There’s no question that the party, formed in 1964 by Hitler loyalists, is racist, anti-Semitic and ultimately opposed to democracy. But to be banned, it would be necessary to prove that the party is actively and aggressively acting against the democratic order – something that most extremist parties are careful not to suggest publicly that they are doing, in order to avoid just such a ban.
This year’s attempt at a new ban was launched after Germans learned in November of 2011 that a neo-Nazi terrorist gang, some of whose members had links to the NPD, had carried out a seven-year murder spree, killing at least 10 people who were mainly Turkish shopkeepers.
So the politicians are telling the courts that the NPD acts in Germany much as Sinn Fein once did in Northern Ireland, acting as the political front for a terrorist group, the Irish Republican Army. But, skeptics point out, the approach there was to combat the IRA using military and criminal-justice tools, and allow its political branch to sink or swim in the electoral arena.
“The plans to ban the party could make the NPD seem more important than it is,” Dierk Borstel, a German expert on the extreme right, told the broadcaster Deutsche Welle. “The NPD is currently a party in decline… even in its core areas like Saxony, there are entire regional groups that are leaving the party.”
But, he says, the attention generated by the ban could give it renewed support – and it could still pop up again in a different guise. Better, he says, to allow the party to suffer a quiet death from fast-falling membership and crushing debt (the party owes millions, mainly from spending on lawyers).
What particularly offends Germans is the knowledge that the NPD, which was founded by former Adolf Hitler loyalists in 1964, receives taxpayer funding of almost €1.2-million each year as a national party. A successful ban on the party would end that funding – but so would allowing its support to fall below 1 per cent, which seems likely unless it uses an unsuccessful ban to gain publicity.
Extremist political parties have filed to gain significant ground in Europe in the wake of the recession that began in 2008. With the exceptions of Greece and Hungary, where devastating conditions have given extremist parties as much as 16 per cent of the vote, most such parties have failed to gain more than a few seats in any country, and are generally on the downturn.
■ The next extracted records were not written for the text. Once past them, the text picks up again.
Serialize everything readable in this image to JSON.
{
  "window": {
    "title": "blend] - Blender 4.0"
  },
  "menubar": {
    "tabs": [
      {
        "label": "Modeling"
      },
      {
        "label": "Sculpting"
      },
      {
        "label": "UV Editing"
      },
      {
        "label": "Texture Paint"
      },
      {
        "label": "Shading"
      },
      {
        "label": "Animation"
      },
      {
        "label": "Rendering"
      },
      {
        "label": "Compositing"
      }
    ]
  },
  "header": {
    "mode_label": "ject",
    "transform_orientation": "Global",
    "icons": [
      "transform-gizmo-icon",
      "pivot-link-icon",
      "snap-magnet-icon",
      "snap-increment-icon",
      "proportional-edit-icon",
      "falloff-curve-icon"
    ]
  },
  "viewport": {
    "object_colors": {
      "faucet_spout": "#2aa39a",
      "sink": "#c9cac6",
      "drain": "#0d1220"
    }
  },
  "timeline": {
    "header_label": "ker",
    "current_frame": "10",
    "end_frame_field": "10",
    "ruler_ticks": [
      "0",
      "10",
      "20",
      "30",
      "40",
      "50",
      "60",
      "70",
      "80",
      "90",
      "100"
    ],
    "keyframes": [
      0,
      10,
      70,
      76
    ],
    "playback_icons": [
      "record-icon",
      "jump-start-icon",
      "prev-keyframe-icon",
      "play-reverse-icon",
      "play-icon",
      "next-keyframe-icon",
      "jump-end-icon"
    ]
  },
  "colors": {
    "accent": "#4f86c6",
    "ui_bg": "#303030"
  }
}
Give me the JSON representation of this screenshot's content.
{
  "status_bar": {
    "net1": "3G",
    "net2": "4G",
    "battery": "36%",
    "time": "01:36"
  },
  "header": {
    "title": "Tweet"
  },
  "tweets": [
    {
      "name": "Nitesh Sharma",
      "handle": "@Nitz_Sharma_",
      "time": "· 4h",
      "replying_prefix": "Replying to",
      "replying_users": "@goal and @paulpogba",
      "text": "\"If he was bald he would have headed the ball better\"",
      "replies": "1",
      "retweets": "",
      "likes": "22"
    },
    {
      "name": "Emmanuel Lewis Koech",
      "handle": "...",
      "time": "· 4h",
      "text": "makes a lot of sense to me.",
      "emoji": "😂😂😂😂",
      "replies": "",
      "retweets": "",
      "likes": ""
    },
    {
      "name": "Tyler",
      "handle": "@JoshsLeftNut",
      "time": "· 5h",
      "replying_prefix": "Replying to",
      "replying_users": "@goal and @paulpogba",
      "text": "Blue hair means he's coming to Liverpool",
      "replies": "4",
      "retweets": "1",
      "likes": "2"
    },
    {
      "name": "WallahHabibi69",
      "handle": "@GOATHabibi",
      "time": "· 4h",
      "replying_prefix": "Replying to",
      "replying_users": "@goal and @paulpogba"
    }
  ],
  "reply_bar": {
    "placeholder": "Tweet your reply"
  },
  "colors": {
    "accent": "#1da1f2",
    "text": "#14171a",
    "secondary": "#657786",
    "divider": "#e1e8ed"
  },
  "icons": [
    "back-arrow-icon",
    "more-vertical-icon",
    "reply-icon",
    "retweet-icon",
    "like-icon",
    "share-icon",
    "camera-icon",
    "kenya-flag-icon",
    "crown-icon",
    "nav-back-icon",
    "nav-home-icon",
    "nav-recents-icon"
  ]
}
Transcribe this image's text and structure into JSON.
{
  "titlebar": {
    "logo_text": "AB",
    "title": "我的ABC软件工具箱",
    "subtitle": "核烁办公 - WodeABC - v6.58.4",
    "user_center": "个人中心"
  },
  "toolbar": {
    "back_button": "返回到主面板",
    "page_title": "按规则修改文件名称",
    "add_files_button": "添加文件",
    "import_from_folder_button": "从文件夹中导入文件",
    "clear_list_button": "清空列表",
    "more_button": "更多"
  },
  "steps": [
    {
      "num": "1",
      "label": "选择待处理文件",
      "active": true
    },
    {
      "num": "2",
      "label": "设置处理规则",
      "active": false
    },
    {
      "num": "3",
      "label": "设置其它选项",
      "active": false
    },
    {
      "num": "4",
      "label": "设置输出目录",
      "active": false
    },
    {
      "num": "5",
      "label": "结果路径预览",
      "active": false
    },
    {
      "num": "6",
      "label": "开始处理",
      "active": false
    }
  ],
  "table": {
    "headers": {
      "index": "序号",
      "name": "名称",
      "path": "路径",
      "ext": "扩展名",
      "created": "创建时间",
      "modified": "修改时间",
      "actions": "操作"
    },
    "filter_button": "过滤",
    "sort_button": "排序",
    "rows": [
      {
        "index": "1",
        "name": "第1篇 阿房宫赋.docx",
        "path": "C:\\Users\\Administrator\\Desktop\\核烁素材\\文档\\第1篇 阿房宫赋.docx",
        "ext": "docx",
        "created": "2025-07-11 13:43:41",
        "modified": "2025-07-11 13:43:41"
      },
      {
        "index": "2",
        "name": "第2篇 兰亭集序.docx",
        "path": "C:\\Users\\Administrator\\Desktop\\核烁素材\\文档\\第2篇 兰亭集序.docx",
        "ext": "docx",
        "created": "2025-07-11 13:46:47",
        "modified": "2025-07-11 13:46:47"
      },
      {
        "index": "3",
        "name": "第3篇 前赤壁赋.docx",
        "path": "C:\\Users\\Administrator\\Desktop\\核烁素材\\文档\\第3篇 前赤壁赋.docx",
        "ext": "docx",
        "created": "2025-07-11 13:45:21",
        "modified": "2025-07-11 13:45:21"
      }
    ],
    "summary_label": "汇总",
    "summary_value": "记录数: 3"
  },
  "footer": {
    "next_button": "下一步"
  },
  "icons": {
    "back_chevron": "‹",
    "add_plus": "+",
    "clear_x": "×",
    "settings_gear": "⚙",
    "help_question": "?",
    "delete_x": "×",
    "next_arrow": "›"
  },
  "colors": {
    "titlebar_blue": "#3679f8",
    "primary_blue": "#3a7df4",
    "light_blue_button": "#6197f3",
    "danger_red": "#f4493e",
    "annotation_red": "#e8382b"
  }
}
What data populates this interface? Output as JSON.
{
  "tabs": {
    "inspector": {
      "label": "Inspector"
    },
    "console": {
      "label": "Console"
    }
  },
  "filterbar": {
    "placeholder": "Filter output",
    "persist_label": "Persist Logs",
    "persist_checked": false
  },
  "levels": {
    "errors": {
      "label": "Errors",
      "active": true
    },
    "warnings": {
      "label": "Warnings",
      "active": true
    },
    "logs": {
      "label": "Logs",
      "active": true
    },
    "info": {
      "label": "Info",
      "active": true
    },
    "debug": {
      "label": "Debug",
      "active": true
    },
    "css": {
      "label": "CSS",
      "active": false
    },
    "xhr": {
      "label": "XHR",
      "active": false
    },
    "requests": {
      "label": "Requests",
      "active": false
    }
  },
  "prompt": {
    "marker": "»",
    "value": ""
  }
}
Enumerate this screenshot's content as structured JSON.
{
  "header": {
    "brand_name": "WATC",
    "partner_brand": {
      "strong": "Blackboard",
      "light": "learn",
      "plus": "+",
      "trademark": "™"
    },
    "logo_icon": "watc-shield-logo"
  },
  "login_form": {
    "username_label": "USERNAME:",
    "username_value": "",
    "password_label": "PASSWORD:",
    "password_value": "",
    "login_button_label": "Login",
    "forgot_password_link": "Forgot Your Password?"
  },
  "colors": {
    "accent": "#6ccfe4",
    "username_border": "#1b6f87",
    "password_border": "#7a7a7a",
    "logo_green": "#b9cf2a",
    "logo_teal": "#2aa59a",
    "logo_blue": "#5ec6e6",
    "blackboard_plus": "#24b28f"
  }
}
Germans today are well aware of their national guilt in having tolerated Hitler’s rise (he, too, started out as a distant-fringe candidate). There is widespread revulsion at these tiny neo-Nazi factions, and a sense of national embarrassment that the world’s media focuses upon them incessantly.
Outlawing such parties has been part of German law since 1946, and there are good reasons why Germany might want to devote extra attention to ensuring neo-Nazis have no legal place in their society.
But it may also be that Germany has turned a corner: The spirit of fascism is no longer etched into any significant part of the national psyche, beyond a negligible group of outsiders, and it may be a better idea now to devote police and counter-terrorism efforts to the really dangerous criminal extremists, and let the politics fall back into the historical dustbin.